Pendant l’été, des espaces libres apparaissent partout entre les floes et forment des trous dans la banquise qui permettent au sous-marin d’atteindre facilement la surface.

* Cette photo montre deux sous-marins américains faisant surface au pôle Nord en août 1962:

Sous-marins américains au pôle Nord en août 1962

* En 2013, «Forecast the Facts», une «organisation de défense des droits de l'homme à la base vouée à faire en sorte que les Américains entendent la vérité sur le changement climatique», a publié le graphique suivant censé montrer une photo récente du pôle Nord:

Prédire l’image factuelle censée montrer le pôle Nord

* En plus du graphique, Forecast the Facts écrit que ce «lac s'est formé au pôle Nord en raison de la fonte des glaces de mer arctique sans précédent».

* La photo ci-dessus n'a pas été prise au pôle Nord. Il a été pris d'une bouée située à environ 350 miles du pôle Nord.

* Les premiers humains à avoir visité la surface de la région du pôle Nord en été furent les membres de l'équipage de l'USS Patin, un sous-marin nucléaire qui a fait surface à 40 milles du pôle Nord en août 1958. Dans le numéro de janvier 1959 de La vie magazine, le commandant de cette mission a décrit la couverture de glace en déclarant:

Nous avons trouvé à plusieurs reprises des eaux libres où nous pourrions faire surface.

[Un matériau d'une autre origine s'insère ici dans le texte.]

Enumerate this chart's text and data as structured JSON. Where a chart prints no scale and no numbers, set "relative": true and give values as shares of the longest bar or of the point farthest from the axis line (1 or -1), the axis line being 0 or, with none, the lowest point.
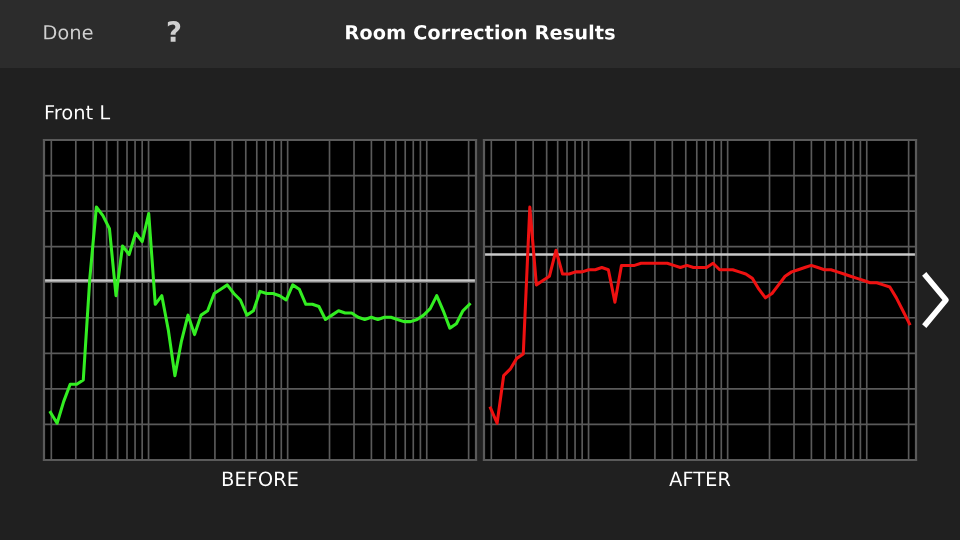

* Dans les quatre jours après que Forecast the Facts ait publié le graphique ci-dessus, les médias ont signalé ce qui suit:

  • «La fonte du pôle Nord laisse un petit lac au sommet du monde… C’est un appel au réveil!» – Huffington Post

  • «Le lac se forme lorsque la glace fond au sommet du monde» – Newsmax

  • «Le lac le plus effrayant du monde se trouve au pôle Nord» – Common Dreams

  • «Le pôle Nord est maintenant un lac» – New York Post

  • «La pollution qui réchauffe la planète a fait fondre l’Arctique et créé un lac au sommet de la glace de mer du pôle Nord.» – Quotidien Kos

  • «La fonte des glaces polaires a créé un lac au sommet du monde» – Forbes

  • «À un moment donné, les températures au pôle Nord ont été suffisamment calmes pour créer un lac où il devrait y avoir une brique de glace gelée.» – Pertinent magazine

  • "Dans ce qui est maintenant devenu un événement annuel, la glace du pôle Nord a fondu, transformant la pointe la plus septentrionale de la Terre en un lac." – Yahoo News /L'Atlantique

  • "Des images surprenantes montrent que le pôle Nord en fusion se transforme en un lac." – Toronto Star

* Aucun de ces articles n'indiquait ni n'impliquait que de telles conditions prévalaient aussi longtemps que l'homme disposait de la technologie nécessaire pour visiter la surface du pôle Nord en été.

* Après publication un article En documentant les faits ci-dessus, Just Facts a contacté Forecast the Facts pour offrir une opportunité de répondre. En date de décembre 2017, Forecast the Facts n'a pas répondu ou publié de correction.

* Forecast the Facts a depuis changé son nom en «ClimateTruth.org». Son conseil de conseillers pédagogiques comprend:

  • Dr. Michael Mann, «Professeur distingué de météorologie à la Penn State University».

  • Naomi Oreskes, professeure d'histoire de la science et professeure affiliée de sciences de la Terre et des planètes à l'Université de Harvard.

  • John Cook, «Fellow en communication sur le climat du Global Change Institute de l'Université du Queensland».